There was, he insisted, no link between this attack and Iraq. "Operations in Afghan-istan are conducted completely independent of any operations in other sectors," said Col King. "We have done a series of major operations. This is one more in a continuing series."

When Mr Rumsfeld, the US Defence Secretary, was asked yesterday whether there was a link, he was swiftly interrupted by General Richard Myers. It was pure coincidence, the US chairman of the joint chiefs of staff told a Pentagon press conference.

An 800-soldier battalion – part of the 82nd Airborne Division, which unsubtly calls itself the "White Devils" – and US special forces descended on three villages in the Maruf district and reportedly searched hundreds of homes.

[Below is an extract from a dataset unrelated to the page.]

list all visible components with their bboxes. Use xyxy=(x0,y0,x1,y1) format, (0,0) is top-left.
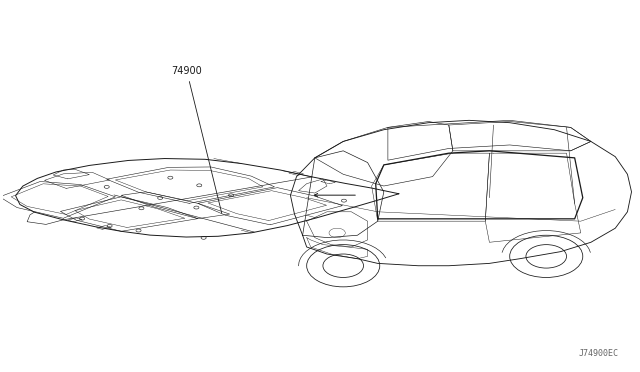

The Taliban leader Mullah Mohammed Omar, who has been on the run since the ousting of his regime, is said to have family links in the area. Reports quoted unnamed military sources in Washington as saying that America had detected radio transmissions coming from caves above the villages.

The new American offensive raises the question of whether it was part of a revitalised hunt for bin Laden, possibly based on intelligence extracted from al-Qa'ida suspects recently arrested in Pakistan, includingKhalid Sheikh Mohammed.

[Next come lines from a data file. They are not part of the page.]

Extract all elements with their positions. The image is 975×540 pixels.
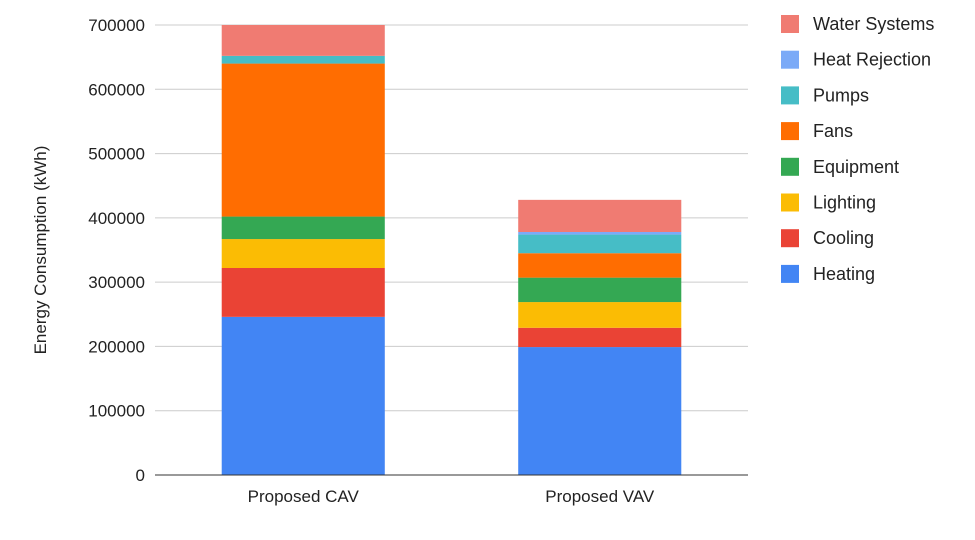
legend-label: Cooling bbox=[813, 228, 874, 248]
y-tick-label: 100000 bbox=[88, 402, 145, 421]
bar-segment-cooling bbox=[221, 268, 385, 317]
legend-item: Pumps bbox=[781, 85, 869, 105]
y-axis-title: Energy Consumption (kWh) bbox=[31, 146, 50, 355]
legend: Water Systems Heat Rejection Pumps Fans Equi… bbox=[781, 14, 934, 284]
y-tick-label: 400000 bbox=[88, 209, 145, 228]
axes: 0 100000 200000 300000 400000 500000 600000 700… bbox=[88, 16, 748, 506]
x-tick-label: Proposed VAV bbox=[545, 487, 655, 506]
legend-item: Lighting bbox=[781, 193, 876, 213]
bar-segment-heat-rejection bbox=[518, 232, 682, 235]
legend-swatch bbox=[781, 86, 799, 105]
legend-swatch bbox=[781, 122, 799, 141]
x-tick-label: Proposed CAV bbox=[248, 487, 360, 506]
y-tick-label: 600000 bbox=[88, 80, 145, 99]
legend-swatch bbox=[781, 229, 799, 248]
legend-item: Water Systems bbox=[781, 14, 934, 34]
legend-label: Water Systems bbox=[813, 14, 934, 34]
legend-swatch bbox=[781, 15, 799, 33]
legend-swatch bbox=[781, 193, 799, 212]
legend-item: Equipment bbox=[781, 157, 899, 177]
bars bbox=[221, 25, 682, 475]
legend-label: Equipment bbox=[813, 157, 899, 177]
bar-segment-equipment bbox=[518, 277, 682, 303]
legend-label: Heat Rejection bbox=[813, 50, 931, 70]
legend-item: Heat Rejection bbox=[781, 50, 931, 70]
bar-segment-water-systems bbox=[518, 199, 682, 232]
legend-swatch bbox=[781, 50, 799, 69]
legend-label: Pumps bbox=[813, 85, 869, 105]
bar-segment-pumps bbox=[221, 55, 385, 64]
y-tick-label: 700000 bbox=[88, 16, 145, 35]
legend-item: Cooling bbox=[781, 228, 874, 248]
y-tick-label: 200000 bbox=[88, 337, 145, 356]
bar-segment-equipment bbox=[221, 216, 385, 240]
bar-segment-pumps bbox=[518, 234, 682, 254]
bar-segment-lighting bbox=[518, 302, 682, 328]
bar-segment-water-systems bbox=[221, 25, 385, 56]
legend-swatch bbox=[781, 157, 799, 176]
legend-item: Heating bbox=[781, 264, 875, 284]
bar-segment-cooling bbox=[518, 327, 682, 348]
y-tick-label: 0 bbox=[136, 466, 145, 485]
legend-label: Fans bbox=[813, 121, 853, 141]
y-tick-label: 300000 bbox=[88, 273, 145, 292]
legend-label: Heating bbox=[813, 264, 875, 284]
bar-segment-fans bbox=[221, 63, 385, 217]
legend-swatch bbox=[781, 264, 799, 283]
bar-segment-fans bbox=[518, 253, 682, 278]
bar-segment-heating bbox=[221, 316, 385, 475]
legend-item: Fans bbox=[781, 121, 853, 141]
y-tick-label: 500000 bbox=[88, 145, 145, 164]
bar-segment-lighting bbox=[221, 239, 385, 268]
bar-segment-heating bbox=[518, 347, 682, 475]
legend-label: Lighting bbox=[813, 193, 876, 213]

There have been reports that the CIA and the US military have been searching for him at Ribat Qila, where the borders of Afghanistan, Iran and Pakistan meet, although this is well to the west of yesterday's offensive.

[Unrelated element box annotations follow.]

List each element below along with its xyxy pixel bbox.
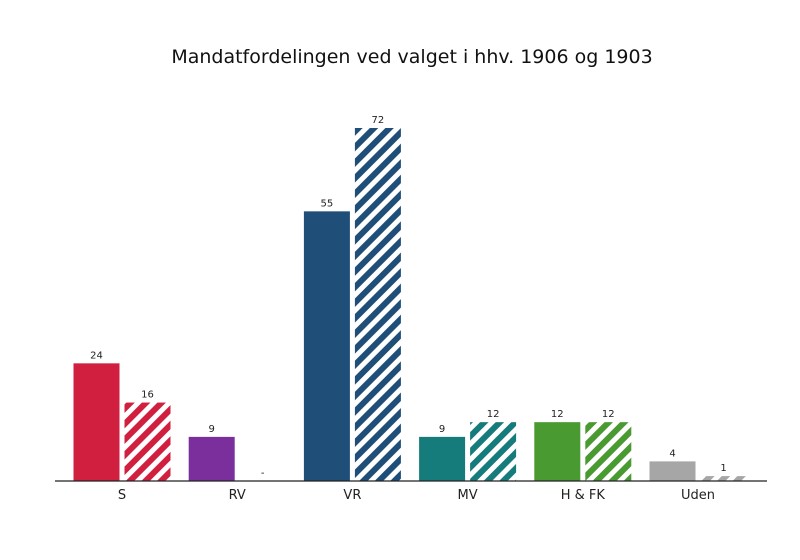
x-tick-label-vr: VR [343, 488, 361, 503]
data-label-rv-2: - [261, 468, 265, 479]
bar-uden-2 [700, 476, 747, 481]
bars-group [73, 128, 747, 481]
x-tick-label-rv: RV [229, 488, 246, 503]
bar-h-fk-2 [585, 422, 632, 481]
data-label-h-fk-1: 12 [551, 409, 564, 420]
data-labels-group: 24 16 9 - 55 72 9 12 12 12 4 1 [90, 115, 727, 479]
bar-vr-2 [354, 128, 401, 481]
data-label-mv-1: 9 [439, 424, 445, 435]
bar-s-1 [73, 363, 120, 481]
bar-mv-2 [470, 422, 517, 481]
data-label-s-1: 24 [90, 350, 103, 361]
x-tick-label-mv: MV [458, 488, 478, 503]
data-label-s-2: 16 [141, 390, 154, 401]
data-label-rv-1: 9 [209, 424, 215, 435]
bar-mv-1 [419, 436, 466, 481]
data-label-uden-1: 4 [669, 448, 675, 459]
bar-s-2 [124, 402, 171, 481]
bar-rv-1 [188, 436, 235, 481]
x-tick-label-s: S [118, 488, 126, 503]
bar-vr-1 [303, 211, 350, 481]
x-tick-labels-group: S RV VR MV H & FK Uden [118, 488, 715, 503]
data-label-uden-2: 1 [720, 463, 726, 474]
bar-uden-1 [649, 461, 696, 481]
data-label-h-fk-2: 12 [602, 409, 615, 420]
bar-h-fk-1 [534, 422, 581, 481]
data-label-vr-2: 72 [372, 115, 385, 126]
chart-title: Mandatfordelingen ved valget i hhv. 1906… [171, 46, 652, 68]
data-label-vr-1: 55 [321, 198, 334, 209]
x-tick-label-h-fk: H & FK [561, 488, 606, 503]
data-label-mv-2: 12 [487, 409, 500, 420]
x-tick-label-uden: Uden [681, 488, 715, 503]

There has been a surge of media reports about the net closing in on bin Laden, which were sparked by Mohammed's arrest. These were deliberately fuelled by the American and Pakistani security officials – the famous "unnamed sources" who manipulate the media now more than ever.

Both countries stood to benefit, although for different reasons, by advertising their progress in the bin Laden hunt to the outside world. But the Americans have others in Afghanistan in their sights, including those who fire Chinese-made unguided rockets at their soldiers – usually without much effect – or at the forces of the interim government, which has yet to establish anything close to control over the country.

Two days ago, three soldiers loyal to President Karzai were found with their throats slit at a border post near the Pakistani border, an attack which, according to Abdul Razzak Panjshiri, a security chief in the Spin Boldak area, has been blamed on the Taliban.

An offensive launched by the Americans in the mountains in the same area not long ago clearly failed to flush out everyone.

And then there is Gulbuddin Hekmatyar. Two decades ago the Pakistani intelligence services were filling his pockets with American taxpayers' money, via the CIA, to fuel the resistance against the Soviet occupation. He later became an Afghan prime minister and one of the most brutal players in the civil war of the early 1990s. And now, marching under the banner of Islamist fundamentalism, he is fighting his former American paymasters and has, they claim, forged links with al-Qa'ida.